FIG. 2 is a diagram showing a relationship between Cu concentration in a magnetic layer and coercive force and saturation magnetization.

FIG. 3 is a diagram showing the relationship between measured temperature and coercive force.

FIG. 4A is a schematic plan view of a magnetic storage device, and FIG. 4B is a vertical sectional view taken along line AA ′.

FIG. 5 is a three-dimensional schematic diagram showing a cross-sectional structure of a magnetic head.

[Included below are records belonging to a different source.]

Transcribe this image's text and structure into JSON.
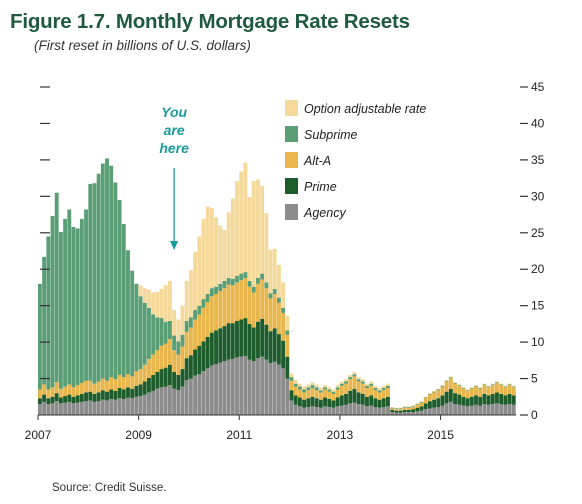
{
  "header": {
    "title": "Figure 1.7. Monthly Mortgage Rate Resets",
    "subtitle": "(First reset in billions of U.S. dollars)"
  },
  "footer": {
    "source": "Source: Credit Suisse."
  },
  "chart_data": {
    "type": "bar",
    "stacked": true,
    "title": "Figure 1.7. Monthly Mortgage Rate Resets",
    "subtitle": "(First reset in billions of U.S. dollars)",
    "xlabel": "",
    "ylabel": "",
    "ylim": [
      0,
      45
    ],
    "yticks": [
      0,
      5,
      10,
      15,
      20,
      25,
      30,
      35,
      40,
      45
    ],
    "xticks": [
      "2007",
      "2009",
      "2011",
      "2013",
      "2015"
    ],
    "xlim": [
      "2007-01",
      "2016-06"
    ],
    "grid": false,
    "legend_position": "top-right",
    "annotation": {
      "lines": [
        "You",
        "are",
        "here"
      ],
      "points_to": "2009-09",
      "color": "#1a9a9a"
    },
    "categories": [
      "2007-01",
      "2007-02",
      "2007-03",
      "2007-04",
      "2007-05",
      "2007-06",
      "2007-07",
      "2007-08",
      "2007-09",
      "2007-10",
      "2007-11",
      "2007-12",
      "2008-01",
      "2008-02",
      "2008-03",
      "2008-04",
      "2008-05",
      "2008-06",
      "2008-07",
      "2008-08",
      "2008-09",
      "2008-10",
      "2008-11",
      "2008-12",
      "2009-01",
      "2009-02",
      "2009-03",
      "2009-04",
      "2009-05",
      "2009-06",
      "2009-07",
      "2009-08",
      "2009-09",
      "2009-10",
      "2009-11",
      "2009-12",
      "2010-01",
      "2010-02",
      "2010-03",
      "2010-04",
      "2010-05",
      "2010-06",
      "2010-07",
      "2010-08",
      "2010-09",
      "2010-10",
      "2010-11",
      "2010-12",
      "2011-01",
      "2011-02",
      "2011-03",
      "2011-04",
      "2011-05",
      "2011-06",
      "2011-07",
      "2011-08",
      "2011-09",
      "2011-10",
      "2011-11",
      "2011-12",
      "2012-01",
      "2012-02",
      "2012-03",
      "2012-04",
      "2012-05",
      "2012-06",
      "2012-07",
      "2012-08",
      "2012-09",
      "2012-10",
      "2012-11",
      "2012-12",
      "2013-01",
      "2013-02",
      "2013-03",
      "2013-04",
      "2013-05",
      "2013-06",
      "2013-07",
      "2013-08",
      "2013-09",
      "2013-10",
      "2013-11",
      "2013-12",
      "2014-01",
      "2014-02",
      "2014-03",
      "2014-04",
      "2014-05",
      "2014-06",
      "2014-07",
      "2014-08",
      "2014-09",
      "2014-10",
      "2014-11",
      "2014-12",
      "2015-01",
      "2015-02",
      "2015-03",
      "2015-04",
      "2015-05",
      "2015-06",
      "2015-07",
      "2015-08",
      "2015-09",
      "2015-10",
      "2015-11",
      "2015-12",
      "2016-01",
      "2016-02",
      "2016-03",
      "2016-04",
      "2016-05",
      "2016-06"
    ],
    "series": [
      {
        "name": "Agency",
        "color": "#8c8c8c",
        "values": [
          1.5,
          1.8,
          1.5,
          1.6,
          1.9,
          1.6,
          1.7,
          1.8,
          1.6,
          1.7,
          1.8,
          1.9,
          2.0,
          1.8,
          1.9,
          2.1,
          2.0,
          2.2,
          2.1,
          2.3,
          2.2,
          2.4,
          2.3,
          2.5,
          2.6,
          2.8,
          3.1,
          3.3,
          3.6,
          3.8,
          3.9,
          4.1,
          3.6,
          3.4,
          3.9,
          4.8,
          5.0,
          5.4,
          5.6,
          6.0,
          6.4,
          6.8,
          7.0,
          7.2,
          7.4,
          7.6,
          7.7,
          7.9,
          8.0,
          8.1,
          7.6,
          7.4,
          7.8,
          8.0,
          7.6,
          7.1,
          7.3,
          6.9,
          6.4,
          5.0,
          2.0,
          1.4,
          1.2,
          1.0,
          1.1,
          1.2,
          1.1,
          1.0,
          1.2,
          1.1,
          1.0,
          1.2,
          1.3,
          1.4,
          1.6,
          1.7,
          1.5,
          1.4,
          1.2,
          1.3,
          1.1,
          1.0,
          1.1,
          1.2,
          0.4,
          0.3,
          0.3,
          0.4,
          0.4,
          0.4,
          0.5,
          0.6,
          0.8,
          0.9,
          1.0,
          1.1,
          1.3,
          1.6,
          1.8,
          1.5,
          1.4,
          1.3,
          1.2,
          1.3,
          1.4,
          1.3,
          1.5,
          1.4,
          1.5,
          1.6,
          1.5,
          1.4,
          1.5,
          1.4
        ]
      },
      {
        "name": "Prime",
        "color": "#1d5c2b",
        "values": [
          0.8,
          1.0,
          0.8,
          0.9,
          1.1,
          0.8,
          0.9,
          1.0,
          0.9,
          1.0,
          1.1,
          1.2,
          1.2,
          1.1,
          1.2,
          1.3,
          1.2,
          1.3,
          1.2,
          1.4,
          1.3,
          1.4,
          1.3,
          1.5,
          1.6,
          1.8,
          2.0,
          2.2,
          2.3,
          2.5,
          2.6,
          2.8,
          2.3,
          2.1,
          2.4,
          3.0,
          3.2,
          3.6,
          3.9,
          4.1,
          4.3,
          4.5,
          4.6,
          4.7,
          4.8,
          5.0,
          4.9,
          5.0,
          5.1,
          5.2,
          4.9,
          4.6,
          5.0,
          5.2,
          4.8,
          4.4,
          4.6,
          4.2,
          3.8,
          3.0,
          1.4,
          1.3,
          1.2,
          1.1,
          1.2,
          1.3,
          1.2,
          1.1,
          1.2,
          1.1,
          1.0,
          1.2,
          1.4,
          1.5,
          1.7,
          1.9,
          1.6,
          1.5,
          1.3,
          1.4,
          1.2,
          1.1,
          1.2,
          1.3,
          0.3,
          0.3,
          0.3,
          0.3,
          0.3,
          0.4,
          0.5,
          0.6,
          0.8,
          1.0,
          1.1,
          1.2,
          1.4,
          1.6,
          1.8,
          1.5,
          1.4,
          1.2,
          1.1,
          1.2,
          1.3,
          1.2,
          1.4,
          1.3,
          1.4,
          1.5,
          1.4,
          1.3,
          1.4,
          1.3
        ]
      },
      {
        "name": "Alt-A",
        "color": "#e9b64c",
        "values": [
          1.2,
          1.4,
          1.2,
          1.3,
          1.5,
          1.2,
          1.3,
          1.4,
          1.3,
          1.4,
          1.5,
          1.6,
          1.5,
          1.4,
          1.5,
          1.6,
          1.5,
          1.7,
          1.6,
          1.8,
          1.7,
          1.8,
          1.7,
          2.0,
          2.1,
          2.3,
          2.6,
          2.8,
          3.0,
          3.2,
          3.3,
          3.5,
          3.0,
          2.8,
          3.1,
          3.6,
          3.8,
          4.1,
          4.3,
          4.6,
          4.8,
          5.0,
          5.0,
          5.1,
          5.2,
          5.3,
          5.2,
          5.3,
          5.4,
          5.5,
          5.1,
          4.8,
          5.2,
          5.4,
          5.0,
          4.5,
          4.7,
          4.3,
          3.8,
          3.0,
          1.3,
          1.2,
          1.1,
          1.0,
          1.1,
          1.2,
          1.1,
          1.0,
          1.1,
          1.0,
          0.9,
          1.1,
          1.3,
          1.4,
          1.6,
          1.7,
          1.5,
          1.4,
          1.2,
          1.3,
          1.1,
          1.0,
          1.1,
          1.2,
          0.2,
          0.2,
          0.2,
          0.3,
          0.3,
          0.3,
          0.4,
          0.5,
          0.7,
          0.9,
          1.0,
          1.1,
          1.2,
          1.4,
          1.5,
          1.3,
          1.2,
          1.1,
          1.0,
          1.1,
          1.2,
          1.1,
          1.2,
          1.1,
          1.2,
          1.3,
          1.2,
          1.1,
          1.2,
          1.1
        ]
      },
      {
        "name": "Subprime",
        "color": "#5a9e76",
        "values": [
          14.5,
          17.5,
          21.0,
          23.5,
          26.0,
          21.5,
          23.0,
          24.0,
          22.0,
          21.5,
          22.5,
          23.5,
          27.0,
          27.5,
          28.5,
          29.5,
          30.5,
          29.0,
          27.0,
          24.0,
          21.0,
          17.0,
          14.5,
          12.0,
          10.0,
          8.5,
          7.0,
          5.5,
          4.5,
          3.8,
          3.0,
          2.5,
          2.0,
          1.8,
          1.6,
          1.5,
          1.4,
          1.3,
          1.2,
          1.2,
          1.1,
          1.1,
          1.0,
          1.0,
          1.0,
          0.9,
          0.9,
          0.9,
          0.9,
          0.8,
          0.8,
          0.8,
          0.8,
          0.8,
          0.8,
          0.7,
          0.7,
          0.7,
          0.7,
          0.6,
          0.5,
          0.4,
          0.4,
          0.4,
          0.4,
          0.4,
          0.4,
          0.3,
          0.3,
          0.3,
          0.3,
          0.3,
          0.3,
          0.3,
          0.3,
          0.3,
          0.3,
          0.3,
          0.3,
          0.3,
          0.3,
          0.3,
          0.3,
          0.3,
          0.1,
          0.1,
          0.1,
          0.1,
          0.1,
          0.1,
          0.1,
          0.1,
          0.1,
          0.1,
          0.1,
          0.1,
          0.1,
          0.1,
          0.1,
          0.1,
          0.1,
          0.1,
          0.1,
          0.1,
          0.1,
          0.1,
          0.1,
          0.1,
          0.1,
          0.1,
          0.1,
          0.1,
          0.1,
          0.1
        ]
      },
      {
        "name": "Option adjustable rate",
        "color": "#f5d99b",
        "values": [
          0,
          0,
          0,
          0,
          0,
          0,
          0,
          0,
          0,
          0,
          0,
          0,
          0,
          0,
          0,
          0,
          0,
          0,
          0,
          0,
          0,
          0,
          0,
          0,
          1.5,
          2.0,
          2.5,
          3.0,
          3.5,
          4.0,
          5.0,
          5.5,
          3.5,
          3.0,
          4.0,
          5.5,
          6.5,
          8.0,
          9.5,
          11.0,
          12.0,
          11.0,
          9.5,
          8.0,
          7.0,
          9.0,
          11.0,
          13.0,
          14.0,
          15.0,
          11.5,
          14.5,
          13.5,
          12.0,
          9.5,
          6.0,
          5.5,
          4.5,
          3.5,
          2.0,
          0.5,
          0.5,
          0.4,
          0.4,
          0.4,
          0.4,
          0.4,
          0.4,
          0.3,
          0.3,
          0.3,
          0.3,
          0.3,
          0.3,
          0.3,
          0.3,
          0.3,
          0.3,
          0.3,
          0.3,
          0.3,
          0.3,
          0.3,
          0.3,
          0.1,
          0.1,
          0.1,
          0.1,
          0.1,
          0.1,
          0.1,
          0.1,
          0.1,
          0.1,
          0.1,
          0.1,
          0.1,
          0.1,
          0.1,
          0.1,
          0.1,
          0.1,
          0.1,
          0.1,
          0.1,
          0.1,
          0.1,
          0.1,
          0.1,
          0.1,
          0.1,
          0.1,
          0.1,
          0.1
        ]
      }
    ]
  }
}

FIG. 6 is a schematic diagram of a vertical sectional structure of a magnetoresistive sensor portion of a magnetic head.

[Explanation of symbols]

 11 ... Substrate 12 ... Underlayer 13 ... Magnetic layer 14 ... Protective layer 41 ... Magnetic recording medium 42 ... Magnetic recording medium drive section 43 ... Magnetic head 44 ... Magnetic head drive section 45 ... Recording / reproducing signal processing system 51 ... Magnetoresistive sensor 52 ... lower shield layer 53 ... upper shield recording magnetic pole combined layer 54 ... coil 55 ... upper recording magnetic pole 56 ... conductor layer 57 ... substrate 61 ... gap layer between shield layer and magnetoresistive sensor 62 ... antiferromagnetic domain control layer 63 ... thin film Magnetoresistive conductive layer 64 ... Magnetic sensitive portion of thin film magnetoresistive conductive layer 65 ... Nonmagnetic layer 66 ... High resistance layer 67 ... Soft magnetic layer or permanent magnet film bias layer

 ─────────────────────────────────────────────────── ─── Continuation of the front page (72) Inventor Nobuyuki Inaba 1-280 Higashi Koigakubo, Kokubunji, Tokyo Inside the Central Research Laboratory, Hitachi, Ltd.

Claims (4)

[Claims] 1. A magnetic recording medium having a magnetic layer formed on a substrate directly or via an underlayer, wherein the magnetic layer contains Co, Cu, and a rare earth element R as main components, and the rare earth element R is Sm, The magnetic layer is composed of at least one element selected from Pr and Y, and the concentration of Cu in the magnetic layer is 5 to 2
0 at%, the concentration of the rare earth element R is 11 to 22 at%
A magnetic recording medium characterized by the following. 2. A magnetic recording medium having a magnetic layer formed directly on a substrate or via an underlayer, wherein the magnetic layer comprises Co, a first rare earth element R, and a second rare earth element M.
And the first rare earth element R is Sm, Pr,
The second rare earth element M is made of at least one element selected from Y, the second rare earth element M is made of at least one element selected from Gd, Ho, Dy, and Er, and the concentration of the first rare earth element R in the magnetic layer is Is 11 to 22 at%,
The magnetic recording medium, wherein the concentration of the second rare earth element M is lower than the concentration of the first rare earth element R. 3. A magnetic recording medium having a magnetic layer formed on a substrate directly or via an underlayer, wherein the magnetic layer is mainly composed of Co, Cu, a first rare earth element R and a second rare earth element M. As a component, the first rare earth element R is Sm,
Consisting of at least one element selected from Pr and Y,
The second rare earth element M is composed of at least one element selected from Gd, Ho, Dy and Er, the concentration of Cu in the magnetic layer is 5 to 20 at%, and the concentration of the first rare earth element R is 11 The magnetic recording medium is characterized in that the concentration of the second rare earth element M is lower than the concentration of the first rare earth element R. 4. A magnetic recording medium, a drive unit for driving the magnetic recording medium in the recording direction, a magnetic head having a recording unit and a reproducing unit,
In a magnetic storage device having a means for moving the magnetic head relative to the magnetic recording medium and a recording / reproducing signal processing means, the reproducing portion of the magnetic head is composed of a magnetoresistive sensor, and the magnetic recording The medium is claim 1.
3. A magnetic storage device comprising the magnetic recording medium according to any one of items 1 to 3.